なんとか「さなメモ」だけは更新しつづけたが、「デスクの前に座れないくらい腰が痛い」上に「一度座ったら二度と立ち上がれないくらい腰が痛い」ので、さなメモを書くのも多大の勇気が必要であった。
会社に行ってもデスクに座らず、立ったままキーボードをかちゃかちゃやっておったし(笑


というわけで、4ヶ月ぶりの不定期日記なのだな。
10月から今日までいろんなことがあった。「犬を飼い始める」「東洋医学への傾倒」「車を捨てる」「岩手と石垣の恋の物語」「イラクについての事実」「マスコミ性悪説」「空間デザイナー系レストラン批判」など、不定期日記に書きたい事柄もいっぱい溜まっている。

が、なにしろ4ヶ月ぶりである。
パソコン前に座る習慣から取り戻さないといけない(一時「パソコン禁止」のドクターストップかかっていたし)。文章の書き方からして思い出さないといけない。


で、今回はリハビリ的に、以下をもらったメールでごまかそうと思う。ま、このまま更新しなくなるよりはマシということでひとつ。

 

以下は2002年5月19日の不定期日記「スチャラカ・スピーチ代筆」の後日談である。
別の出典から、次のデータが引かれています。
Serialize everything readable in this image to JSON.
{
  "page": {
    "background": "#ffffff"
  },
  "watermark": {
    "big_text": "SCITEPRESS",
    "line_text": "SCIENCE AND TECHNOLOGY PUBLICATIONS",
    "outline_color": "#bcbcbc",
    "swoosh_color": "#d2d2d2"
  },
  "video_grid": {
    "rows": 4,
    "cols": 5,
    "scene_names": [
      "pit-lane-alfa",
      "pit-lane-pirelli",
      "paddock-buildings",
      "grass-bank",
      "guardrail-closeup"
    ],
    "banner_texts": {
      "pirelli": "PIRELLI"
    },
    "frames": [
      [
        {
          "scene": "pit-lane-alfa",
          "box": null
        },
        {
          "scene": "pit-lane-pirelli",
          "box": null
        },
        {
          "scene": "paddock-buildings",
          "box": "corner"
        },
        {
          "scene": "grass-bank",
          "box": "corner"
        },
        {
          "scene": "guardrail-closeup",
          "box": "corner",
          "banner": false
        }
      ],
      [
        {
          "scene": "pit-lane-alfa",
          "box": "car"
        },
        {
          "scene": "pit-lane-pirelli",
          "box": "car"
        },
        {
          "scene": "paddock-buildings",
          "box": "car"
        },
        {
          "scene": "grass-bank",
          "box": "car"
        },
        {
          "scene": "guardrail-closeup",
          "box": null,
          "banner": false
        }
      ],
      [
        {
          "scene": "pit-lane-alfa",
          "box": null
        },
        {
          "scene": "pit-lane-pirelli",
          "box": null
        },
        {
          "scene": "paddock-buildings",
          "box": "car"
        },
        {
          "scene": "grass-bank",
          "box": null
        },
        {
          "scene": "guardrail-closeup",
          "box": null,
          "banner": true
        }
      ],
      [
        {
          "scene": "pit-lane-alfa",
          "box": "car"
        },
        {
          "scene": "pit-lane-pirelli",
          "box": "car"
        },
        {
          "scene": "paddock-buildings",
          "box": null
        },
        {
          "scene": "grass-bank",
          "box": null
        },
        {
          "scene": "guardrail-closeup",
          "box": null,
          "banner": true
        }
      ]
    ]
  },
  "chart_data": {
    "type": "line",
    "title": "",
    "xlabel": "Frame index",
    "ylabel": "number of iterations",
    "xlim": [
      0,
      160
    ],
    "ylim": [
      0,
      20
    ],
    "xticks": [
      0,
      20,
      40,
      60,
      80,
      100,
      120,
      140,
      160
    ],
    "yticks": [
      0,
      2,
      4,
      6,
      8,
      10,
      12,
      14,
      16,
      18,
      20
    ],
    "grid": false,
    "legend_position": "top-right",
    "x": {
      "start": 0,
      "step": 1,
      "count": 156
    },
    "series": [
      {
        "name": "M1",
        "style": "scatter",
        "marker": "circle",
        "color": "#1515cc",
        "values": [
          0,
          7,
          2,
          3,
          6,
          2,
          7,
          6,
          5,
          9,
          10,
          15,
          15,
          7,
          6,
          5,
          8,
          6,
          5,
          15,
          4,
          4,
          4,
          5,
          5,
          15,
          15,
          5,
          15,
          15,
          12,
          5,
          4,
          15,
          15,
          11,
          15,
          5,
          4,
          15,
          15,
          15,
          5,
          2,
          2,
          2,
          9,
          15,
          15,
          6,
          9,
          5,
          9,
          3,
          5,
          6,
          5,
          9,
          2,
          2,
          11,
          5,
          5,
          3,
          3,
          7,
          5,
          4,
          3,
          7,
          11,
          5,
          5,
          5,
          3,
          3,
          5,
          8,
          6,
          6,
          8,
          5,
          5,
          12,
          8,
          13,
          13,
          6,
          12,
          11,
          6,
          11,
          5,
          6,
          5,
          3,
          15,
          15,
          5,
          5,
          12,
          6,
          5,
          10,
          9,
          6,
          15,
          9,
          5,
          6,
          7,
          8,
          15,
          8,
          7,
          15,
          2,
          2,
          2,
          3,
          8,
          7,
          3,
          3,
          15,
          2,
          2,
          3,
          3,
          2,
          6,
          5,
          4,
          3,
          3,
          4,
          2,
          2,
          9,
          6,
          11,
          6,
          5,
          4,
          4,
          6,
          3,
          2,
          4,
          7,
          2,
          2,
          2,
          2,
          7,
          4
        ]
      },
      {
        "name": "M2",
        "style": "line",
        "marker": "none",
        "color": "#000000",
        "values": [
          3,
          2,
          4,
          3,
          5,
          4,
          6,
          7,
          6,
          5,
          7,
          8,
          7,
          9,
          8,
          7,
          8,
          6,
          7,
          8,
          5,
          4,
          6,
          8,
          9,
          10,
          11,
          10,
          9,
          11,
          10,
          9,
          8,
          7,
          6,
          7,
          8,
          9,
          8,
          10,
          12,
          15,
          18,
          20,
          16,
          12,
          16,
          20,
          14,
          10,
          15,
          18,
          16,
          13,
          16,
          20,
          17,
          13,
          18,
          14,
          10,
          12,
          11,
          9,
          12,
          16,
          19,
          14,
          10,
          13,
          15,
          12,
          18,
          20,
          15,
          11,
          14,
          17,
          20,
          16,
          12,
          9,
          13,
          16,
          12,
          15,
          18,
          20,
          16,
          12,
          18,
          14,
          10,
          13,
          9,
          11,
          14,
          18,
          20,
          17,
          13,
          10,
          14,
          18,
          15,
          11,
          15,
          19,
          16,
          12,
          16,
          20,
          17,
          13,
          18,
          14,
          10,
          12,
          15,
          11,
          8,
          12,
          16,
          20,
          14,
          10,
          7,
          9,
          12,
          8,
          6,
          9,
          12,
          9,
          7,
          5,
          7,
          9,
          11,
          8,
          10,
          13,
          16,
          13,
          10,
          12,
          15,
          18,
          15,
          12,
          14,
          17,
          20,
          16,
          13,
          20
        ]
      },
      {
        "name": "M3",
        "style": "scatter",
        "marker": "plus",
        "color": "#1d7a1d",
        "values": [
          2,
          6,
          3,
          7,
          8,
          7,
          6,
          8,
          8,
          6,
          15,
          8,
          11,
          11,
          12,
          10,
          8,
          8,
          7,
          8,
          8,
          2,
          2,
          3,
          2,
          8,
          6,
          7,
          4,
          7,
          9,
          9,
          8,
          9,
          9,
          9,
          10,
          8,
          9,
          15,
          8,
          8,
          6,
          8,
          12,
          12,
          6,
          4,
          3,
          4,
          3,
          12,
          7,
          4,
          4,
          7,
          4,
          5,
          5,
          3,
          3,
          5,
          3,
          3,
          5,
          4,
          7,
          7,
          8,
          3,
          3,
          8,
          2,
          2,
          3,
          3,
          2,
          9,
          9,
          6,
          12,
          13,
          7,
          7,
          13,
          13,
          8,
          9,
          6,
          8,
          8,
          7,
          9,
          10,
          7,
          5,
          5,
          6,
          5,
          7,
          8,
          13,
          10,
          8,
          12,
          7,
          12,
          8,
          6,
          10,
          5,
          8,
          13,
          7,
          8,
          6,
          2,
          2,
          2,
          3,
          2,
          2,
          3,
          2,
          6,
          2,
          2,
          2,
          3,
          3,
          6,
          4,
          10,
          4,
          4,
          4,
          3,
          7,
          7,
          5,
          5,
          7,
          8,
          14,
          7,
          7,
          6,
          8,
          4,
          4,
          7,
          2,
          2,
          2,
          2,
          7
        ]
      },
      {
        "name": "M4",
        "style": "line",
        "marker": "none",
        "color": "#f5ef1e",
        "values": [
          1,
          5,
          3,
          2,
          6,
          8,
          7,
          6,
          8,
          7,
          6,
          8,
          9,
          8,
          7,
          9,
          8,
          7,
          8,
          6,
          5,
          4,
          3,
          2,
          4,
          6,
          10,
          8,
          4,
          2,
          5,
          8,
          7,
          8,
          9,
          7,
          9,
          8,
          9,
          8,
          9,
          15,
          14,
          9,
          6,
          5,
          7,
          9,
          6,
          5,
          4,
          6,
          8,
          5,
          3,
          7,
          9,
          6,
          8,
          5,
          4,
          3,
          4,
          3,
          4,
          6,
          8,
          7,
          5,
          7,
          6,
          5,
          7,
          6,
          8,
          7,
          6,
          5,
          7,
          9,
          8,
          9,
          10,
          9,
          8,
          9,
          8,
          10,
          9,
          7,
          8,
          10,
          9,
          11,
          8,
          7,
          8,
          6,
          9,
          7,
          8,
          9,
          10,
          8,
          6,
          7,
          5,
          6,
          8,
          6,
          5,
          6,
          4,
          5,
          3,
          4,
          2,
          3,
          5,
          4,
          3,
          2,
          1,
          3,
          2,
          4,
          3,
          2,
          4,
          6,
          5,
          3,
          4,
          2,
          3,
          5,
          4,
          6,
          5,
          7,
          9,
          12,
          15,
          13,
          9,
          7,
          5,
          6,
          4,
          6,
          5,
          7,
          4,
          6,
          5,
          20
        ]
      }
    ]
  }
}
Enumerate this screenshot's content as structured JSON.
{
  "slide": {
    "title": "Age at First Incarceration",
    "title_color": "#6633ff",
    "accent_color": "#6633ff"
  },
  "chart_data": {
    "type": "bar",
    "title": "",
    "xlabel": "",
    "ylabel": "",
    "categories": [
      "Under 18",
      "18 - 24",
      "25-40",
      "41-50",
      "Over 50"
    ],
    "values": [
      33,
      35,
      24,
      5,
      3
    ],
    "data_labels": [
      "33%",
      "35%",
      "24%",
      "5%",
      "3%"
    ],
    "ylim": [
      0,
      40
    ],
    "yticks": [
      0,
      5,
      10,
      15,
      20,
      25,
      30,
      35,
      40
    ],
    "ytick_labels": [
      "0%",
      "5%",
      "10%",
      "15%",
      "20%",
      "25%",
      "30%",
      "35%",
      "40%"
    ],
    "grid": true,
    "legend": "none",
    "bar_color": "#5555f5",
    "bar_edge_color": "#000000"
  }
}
書き手はこの日記の最後の方で無断掲載しているメールをくださった会社の先輩の戸田さんである(あの大ぼけタクシーの話は大人気で反響がいっぱいあった)。今回もいただいたメールをそのまま載せちゃいます。
あ、本名出すと内容的に差し障るかもといまちょっとだけ思ったが、まぁええか〜(勝手)。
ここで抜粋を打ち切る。